Local Maximum Acceleration Based Rotating Machinery Fault Classification Using KNN

Rotating machinery are continuously operated tools for power generation and mechanical applications. The smooth operation of these tools is fundamental in businesses to accomplish their profitability. The status of such machines can be monitored by continuously assessing their working parameters that aid to identify abnormal behaviors. Upon detection of abnormal behaviors, such machines can be early scheduled for maintenance. Conditioned Based Maintenance (CBM) is one such approach that continuously monitors the machine and recommends taking action before equipment fails. This approach uses monitoring parameters such as temperature, pressure, and vibration signals to minimize unnecessary breakdown and catastrophic failure. Vibration parameters based machine fault identification approach is one of the widely used methods in CBM. Various machine malfunctions can be predicted and detected based on energy at specific frequencies of vibration signals.
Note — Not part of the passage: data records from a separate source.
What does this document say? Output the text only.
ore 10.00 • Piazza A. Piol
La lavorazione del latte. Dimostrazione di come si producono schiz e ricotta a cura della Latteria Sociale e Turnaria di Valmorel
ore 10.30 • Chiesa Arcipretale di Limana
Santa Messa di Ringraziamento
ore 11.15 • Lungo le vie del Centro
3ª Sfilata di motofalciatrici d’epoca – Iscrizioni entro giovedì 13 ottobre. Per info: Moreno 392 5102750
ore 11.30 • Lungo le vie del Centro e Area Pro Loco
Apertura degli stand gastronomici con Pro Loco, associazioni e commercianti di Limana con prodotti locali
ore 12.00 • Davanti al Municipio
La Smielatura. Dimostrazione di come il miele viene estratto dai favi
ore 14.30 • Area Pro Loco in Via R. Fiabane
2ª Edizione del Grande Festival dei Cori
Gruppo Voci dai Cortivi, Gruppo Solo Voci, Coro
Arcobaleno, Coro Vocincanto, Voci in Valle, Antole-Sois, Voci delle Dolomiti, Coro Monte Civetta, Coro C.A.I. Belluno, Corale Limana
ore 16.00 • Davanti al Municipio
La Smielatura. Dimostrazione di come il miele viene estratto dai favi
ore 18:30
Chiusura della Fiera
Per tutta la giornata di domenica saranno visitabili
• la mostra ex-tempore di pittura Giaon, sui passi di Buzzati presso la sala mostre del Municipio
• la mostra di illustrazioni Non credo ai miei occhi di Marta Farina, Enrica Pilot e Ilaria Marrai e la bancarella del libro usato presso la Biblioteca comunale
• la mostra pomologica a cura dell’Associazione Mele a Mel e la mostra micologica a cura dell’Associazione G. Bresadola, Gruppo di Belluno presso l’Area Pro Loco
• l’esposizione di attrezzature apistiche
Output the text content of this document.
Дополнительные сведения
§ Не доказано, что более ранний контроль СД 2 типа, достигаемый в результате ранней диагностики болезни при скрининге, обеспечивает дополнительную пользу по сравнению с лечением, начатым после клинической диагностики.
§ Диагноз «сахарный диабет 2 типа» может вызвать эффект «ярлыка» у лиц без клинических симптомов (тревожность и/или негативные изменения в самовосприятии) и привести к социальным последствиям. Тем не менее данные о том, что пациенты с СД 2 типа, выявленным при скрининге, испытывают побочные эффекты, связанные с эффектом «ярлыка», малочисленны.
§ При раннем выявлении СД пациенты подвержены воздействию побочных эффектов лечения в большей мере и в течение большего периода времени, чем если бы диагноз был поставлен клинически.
Common faults such as unbalanced and misalignment are often identified by examining the operating frequencies and their harmonics. Based on machine malfunctions, the dominant differences are expected at these frequencies. Barring few dominating peaks, other peaks are not exactly located at harmonic speed, so it can be misleading to use information from only harmonic speed. Rather than just examining operating frequencies and their harmonics, we looked at the local peaks and identified their frequencies. The acceleration amplitude at the operating speed and the local maximum acceleration amplitude are selected as a vibration feature for the fault classification. The proposed KNN classifier demonstrated its reliability with an accuracy of over 96% for the tested data set of 25 samples.